Left Behind: revelando o fundamentalismo cristão

Imagina: és um soldado de um grupo paramilitar cujo objectivo é transformar a América numa teocracia cristã e estabelecer a sua visão mundana do domínio de Cristo sobre todos os aspectos da vida. É-te fornecido armamento high-tech e és instruído para enfrentar os infiéis nas ruas de Nova Iorque. A tua missão – simultaneamente uma missão religiosa e uma missão militar – é converter ou matar católicos, judeus, muçulmanos, budistas, homossexuais, todos os que advoguem a separação do estado e da Igreja, especialmente cristãos moderados «de café». A tua missão é «conduzir guerra física e espiritual»; todos os que resistirem devem ser mortos.

Esta é a melhor descrição que encontrei do novo jogo cristão que, antes do lançamento, previsto para Novembro, destinado a ser uma apropriada prenda de Natal, está a fazer furor nos Estados Unidos, «Left Behind: Eternal Forces».

O jogo, de cujo grupo de «conselheiros» faz parte um dos colaboradores do pastor Rick Warren, da Purpose Driven Church, é baseado nos livros «Left Behind»- um fenómeno de vendas comparável ao «Código da Vinci» com mais de 65 milhões de cópias vendidas – cujos fans rábidos são pastores dominionistas e homofóbicos, como, p.e., James Dobson da Focus on the Family que doutrinam incontáveis militantes cristobots para os seus exércitos de Deus.
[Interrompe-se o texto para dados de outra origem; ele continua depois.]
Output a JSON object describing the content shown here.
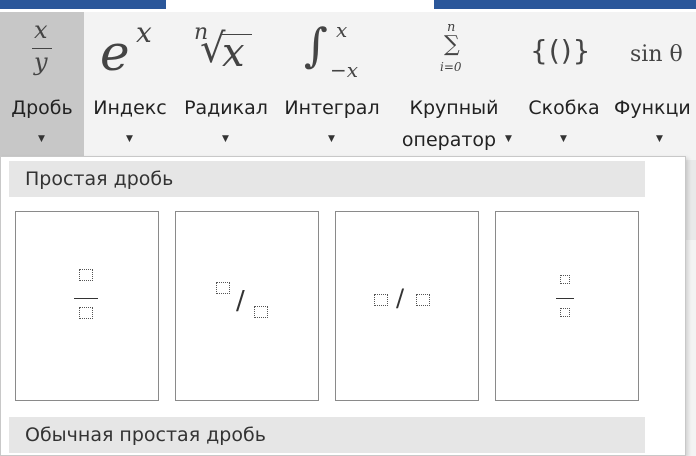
{
  "ribbon": {
    "buttons": [
      {
        "id": "fraction",
        "label": "Дробь",
        "icon": "fraction-icon",
        "glyph_top": "x",
        "glyph_bottom": "y"
      },
      {
        "id": "script",
        "label": "Индекс",
        "icon": "exponent-icon",
        "glyph_base": "e",
        "glyph_sup": "x"
      },
      {
        "id": "radical",
        "label": "Радикал",
        "icon": "radical-icon",
        "glyph_index": "n",
        "glyph_body": "x"
      },
      {
        "id": "integral",
        "label": "Интеграл",
        "icon": "integral-icon",
        "glyph_upper": "x",
        "glyph_lower": "−x"
      },
      {
        "id": "large-operator",
        "label_line1": "Крупный",
        "label_line2": "оператор",
        "icon": "summation-icon",
        "glyph_upper": "n",
        "glyph_lower": "i=0"
      },
      {
        "id": "bracket",
        "label": "Скобка",
        "icon": "bracket-icon",
        "glyph": "{()}"
      },
      {
        "id": "function",
        "label": "Функци",
        "icon": "function-icon",
        "glyph": "sin θ"
      }
    ]
  },
  "dropdown": {
    "section1_title": "Простая дробь",
    "section2_title": "Обычная простая дробь",
    "items": [
      {
        "name": "stacked-fraction",
        "icon": "stacked-fraction-icon"
      },
      {
        "name": "skewed-fraction",
        "icon": "skewed-fraction-icon"
      },
      {
        "name": "linear-fraction",
        "icon": "linear-fraction-icon"
      },
      {
        "name": "small-fraction",
        "icon": "small-fraction-icon"
      }
    ]
  },
  "colors": {
    "ribbon_bg": "#f3f3f3",
    "selected_bg": "#c7c7c7",
    "title_bar": "#2b579a"
  }
}
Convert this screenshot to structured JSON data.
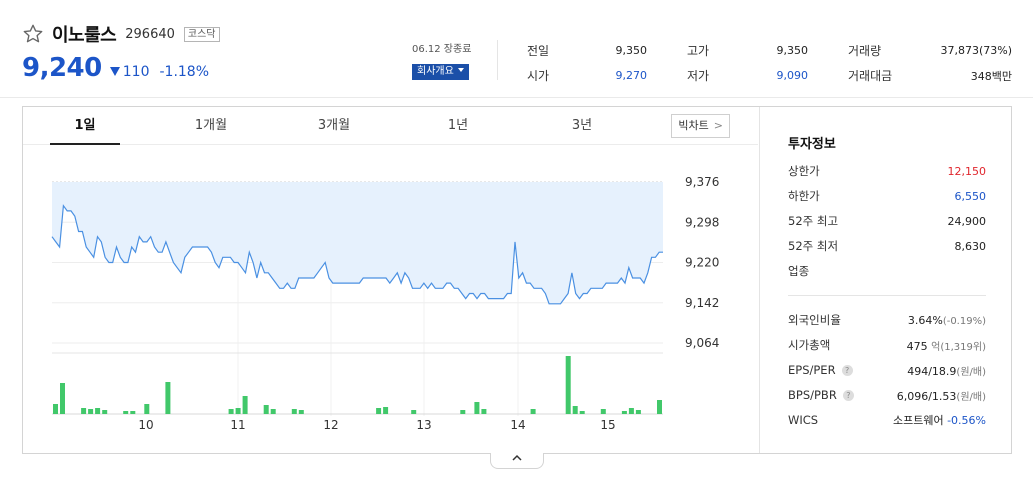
{
  "stock": {
    "name": "이노룰스",
    "code": "296640",
    "market": "코스닥",
    "price": "9,240",
    "change": "110",
    "change_pct": "-1.18%",
    "time": "06.12 장종료",
    "corp_info_label": "회사개요"
  },
  "summary": {
    "left": [
      {
        "label": "전일",
        "value": "9,350"
      },
      {
        "label": "시가",
        "value": "9,270"
      }
    ],
    "mid": [
      {
        "label": "고가",
        "value": "9,350"
      },
      {
        "label": "저가",
        "value": "9,090"
      }
    ],
    "right": [
      {
        "label": "거래량",
        "value": "37,873(73%)"
      },
      {
        "label": "거래대금",
        "value": "348백만"
      }
    ]
  },
  "tabs": [
    "1일",
    "1개월",
    "3개월",
    "1년",
    "3년"
  ],
  "big_chart_label": "빅차트",
  "invest": {
    "title": "투자정보",
    "rows": [
      {
        "label": "상한가",
        "value": "12,150"
      },
      {
        "label": "하한가",
        "value": "6,550"
      },
      {
        "label": "52주 최고",
        "value": "24,900"
      },
      {
        "label": "52주 최저",
        "value": "8,630"
      },
      {
        "label": "업종",
        "value": ""
      }
    ],
    "rows2": [
      {
        "label": "외국인비율",
        "value": "3.64%",
        "sub": "(-0.19%)"
      },
      {
        "label": "시가총액",
        "value": "475",
        "sub": "억(1,319위)"
      },
      {
        "label": "EPS/PER",
        "value": "494/18.9",
        "sub": "(원/배)"
      },
      {
        "label": "BPS/PBR",
        "value": "6,096/1.53",
        "sub": "(원/배)"
      },
      {
        "label": "WICS",
        "value": "소프트웨어",
        "sub2": "-0.56%"
      }
    ]
  },
  "colors": {
    "accent": "#1c55c8",
    "up": "#e0262d",
    "line": "#4a90e2",
    "fill": "#e6f1fd",
    "volume": "#41c86a"
  },
  "chart_data": {
    "type": "line",
    "x_labels": [
      "10",
      "11",
      "12",
      "13",
      "14",
      "15"
    ],
    "y_ticks": [
      "9,376",
      "9,298",
      "9,220",
      "9,142",
      "9,064"
    ],
    "ylim": [
      9064,
      9376
    ],
    "price_series": [
      9270,
      9260,
      9250,
      9330,
      9320,
      9320,
      9310,
      9280,
      9280,
      9250,
      9240,
      9230,
      9270,
      9260,
      9230,
      9220,
      9220,
      9250,
      9230,
      9220,
      9220,
      9250,
      9240,
      9270,
      9260,
      9260,
      9270,
      9250,
      9240,
      9240,
      9260,
      9240,
      9220,
      9210,
      9200,
      9230,
      9240,
      9250,
      9250,
      9250,
      9250,
      9250,
      9240,
      9220,
      9210,
      9230,
      9230,
      9230,
      9220,
      9220,
      9210,
      9200,
      9240,
      9220,
      9190,
      9220,
      9200,
      9200,
      9190,
      9180,
      9170,
      9170,
      9180,
      9170,
      9170,
      9190,
      9190,
      9190,
      9190,
      9190,
      9200,
      9210,
      9220,
      9190,
      9180,
      9180,
      9180,
      9180,
      9180,
      9180,
      9180,
      9180,
      9190,
      9190,
      9190,
      9190,
      9190,
      9190,
      9190,
      9180,
      9190,
      9200,
      9180,
      9200,
      9190,
      9170,
      9170,
      9170,
      9180,
      9170,
      9180,
      9170,
      9170,
      9170,
      9180,
      9180,
      9170,
      9170,
      9160,
      9150,
      9160,
      9160,
      9150,
      9160,
      9160,
      9150,
      9150,
      9150,
      9150,
      9150,
      9160,
      9160,
      9260,
      9190,
      9200,
      9180,
      9180,
      9170,
      9170,
      9170,
      9160,
      9140,
      9140,
      9140,
      9140,
      9150,
      9160,
      9200,
      9160,
      9150,
      9160,
      9160,
      9170,
      9170,
      9170,
      9170,
      9180,
      9180,
      9180,
      9180,
      9190,
      9180,
      9210,
      9190,
      9190,
      9190,
      9180,
      9200,
      9230,
      9230,
      9240,
      9240
    ]
  }
}
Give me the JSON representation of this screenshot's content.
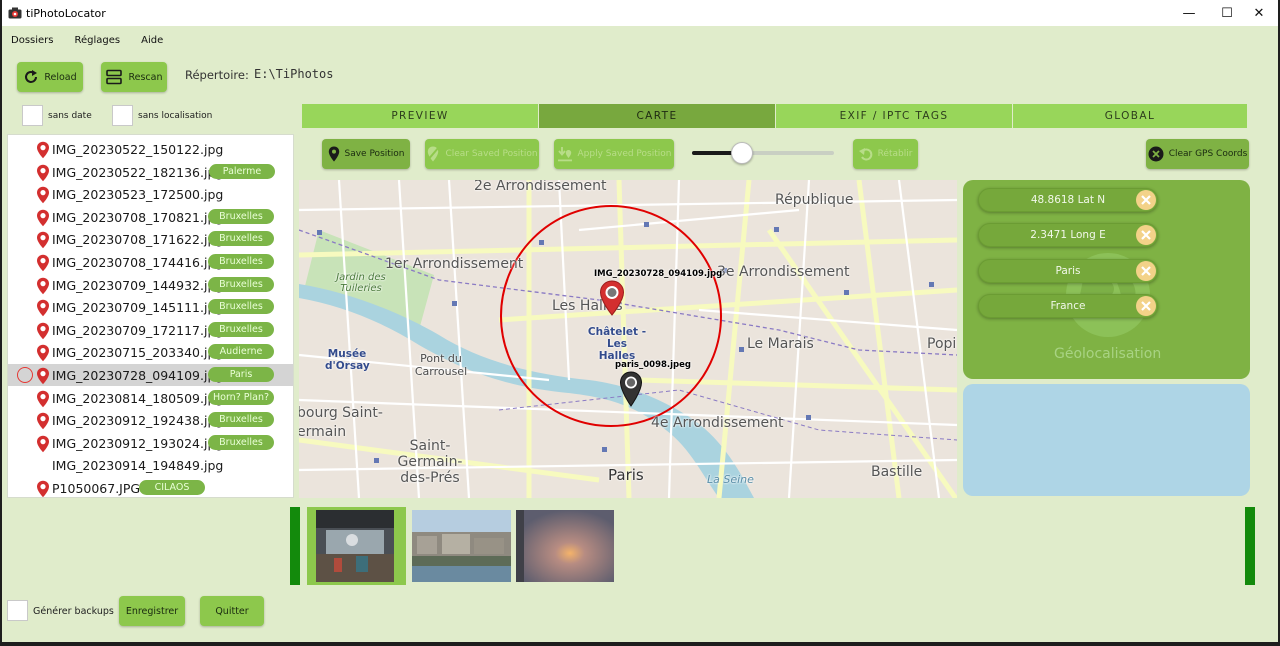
{
  "window": {
    "title": "tiPhotoLocator",
    "controls": {
      "minimize": "—",
      "maximize": "☐",
      "close": "✕"
    }
  },
  "menu": {
    "items": [
      "Dossiers",
      "Réglages",
      "Aide"
    ]
  },
  "toolbar": {
    "reload_label": "Reload",
    "rescan_label": "Rescan",
    "repertoire_label": "Répertoire:",
    "repertoire_value": "E:\\TiPhotos"
  },
  "filters": {
    "sans_date": "sans date",
    "sans_localisation": "sans localisation"
  },
  "tabs": [
    "PREVIEW",
    "CARTE",
    "EXIF / IPTC TAGS",
    "GLOBAL"
  ],
  "active_tab": "CARTE",
  "map_toolbar": {
    "save_position": "Save Position",
    "clear_saved_position": "Clear Saved Position",
    "apply_saved_position": "Apply Saved Position",
    "retablir": "Rétablir",
    "clear_gps_coords": "Clear GPS Coords",
    "zoom_level": 0.35
  },
  "files": [
    {
      "name": "IMG_20230522_150122.jpg",
      "pin": true,
      "location": ""
    },
    {
      "name": "IMG_20230522_182136.jpg",
      "pin": true,
      "location": "Palerme"
    },
    {
      "name": "IMG_20230523_172500.jpg",
      "pin": true,
      "location": ""
    },
    {
      "name": "IMG_20230708_170821.jpg",
      "pin": true,
      "location": "Bruxelles"
    },
    {
      "name": "IMG_20230708_171622.jpg",
      "pin": true,
      "location": "Bruxelles"
    },
    {
      "name": "IMG_20230708_174416.jpg",
      "pin": true,
      "location": "Bruxelles"
    },
    {
      "name": "IMG_20230709_144932.jpg",
      "pin": true,
      "location": "Bruxelles"
    },
    {
      "name": "IMG_20230709_145111.jpg",
      "pin": true,
      "location": "Bruxelles"
    },
    {
      "name": "IMG_20230709_172117.jpg",
      "pin": true,
      "location": "Bruxelles"
    },
    {
      "name": "IMG_20230715_203340.jpg",
      "pin": true,
      "location": "Audierne"
    },
    {
      "name": "IMG_20230728_094109.jpg",
      "pin": true,
      "location": "Paris",
      "selected": true
    },
    {
      "name": "IMG_20230814_180509.jpg",
      "pin": true,
      "location": "Horn? Plan?"
    },
    {
      "name": "IMG_20230912_192438.jpg",
      "pin": true,
      "location": "Bruxelles"
    },
    {
      "name": "IMG_20230912_193024.jpg",
      "pin": true,
      "location": "Bruxelles"
    },
    {
      "name": "IMG_20230914_194849.jpg",
      "pin": false,
      "location": ""
    },
    {
      "name": "P1050067.JPG",
      "pin": true,
      "location": "CILAOS"
    }
  ],
  "map": {
    "labels": {
      "arr2": "2e Arrondissement",
      "republique": "République",
      "arr1": "1er Arrondissement",
      "arr3": "3e Arrondissement",
      "tuileries": "Jardin des Tuileries",
      "les_halles": "Les Halles",
      "chatelet": "Châtelet - Les Halles",
      "le_marais": "Le Marais",
      "popi": "Popi",
      "musee_orsay": "Musée d'Orsay",
      "pont_carrousel": "Pont du Carrousel",
      "bourg_saint": "bourg Saint-",
      "ermain": "ermain",
      "saint_germain": "Saint-Germain-des-Prés",
      "arr4": "4e Arrondissement",
      "paris": "Paris",
      "bastille": "Bastille",
      "seine": "La Seine"
    },
    "markers": {
      "selected_label": "IMG_20230728_094109.jpg",
      "other_label": "paris_0098.jpeg"
    }
  },
  "geolocation": {
    "latitude": "48.8618 Lat N",
    "longitude": "2.3471 Long E",
    "city": "Paris",
    "country": "France",
    "panel_title": "Géolocalisation"
  },
  "bottom": {
    "backup_label": "Générer backups",
    "save_label": "Enregistrer",
    "quit_label": "Quitter"
  },
  "colors": {
    "accent": "#8dc84c",
    "accent_dark": "#7fb244",
    "pin_red": "#d32f2f",
    "background": "#e0eccb",
    "blue_panel": "#aed5e6"
  }
}
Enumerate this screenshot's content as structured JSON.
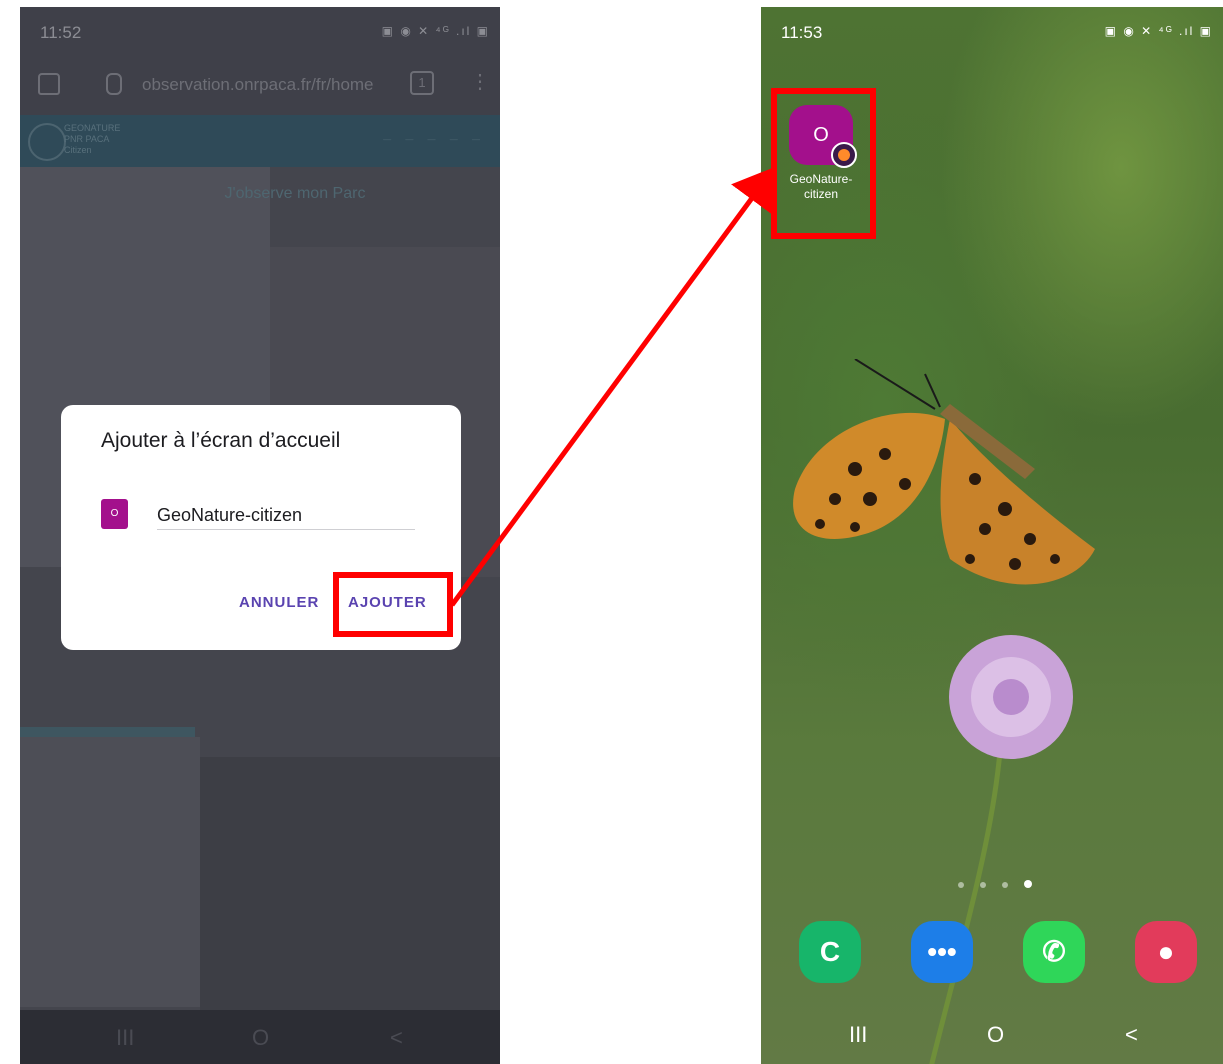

Aliás, os autores dos livros são, como não podia deixar de ser, rábidos fundamentalistas cristãos, em especial o pastor ultra-fundamentalista, criacionista puro e duro, Tim LaHaye – fundador da American Coalition for Traditional Values, da Coalition for Religious Freedom, da organização anti-feminista Concerned Women for America e do Institute for Creation Research . Jerry Jenkins, ligado ao Moody Bible Institute, é o co-autor da série.

Quer o jogo quer os filmes retratam bem os fundamentalistas evangélicos americanos e o seu desejo dominionista. Assim como retratam bem o alvo principal do respectivo ódio incontido, bem evidente em toda a série: a laicidade.

Mas os alvos habituais de todos os fundamentalistas cristãos, a ciência e os homossexuais, não são esquecidos. Nos livros o anti-Cristo tem nome, Nicolae Carpathia, um romeno que preside às Nações Unidas, que, num detalhe não despiciendo, foi concebido «artificialmente» a partir de material genético de homossexuais:

«O marido de Marilena, Sorin, e o seu amante homossexual, Baduna Marius, forneceram material genético para a concepção de Nicolae».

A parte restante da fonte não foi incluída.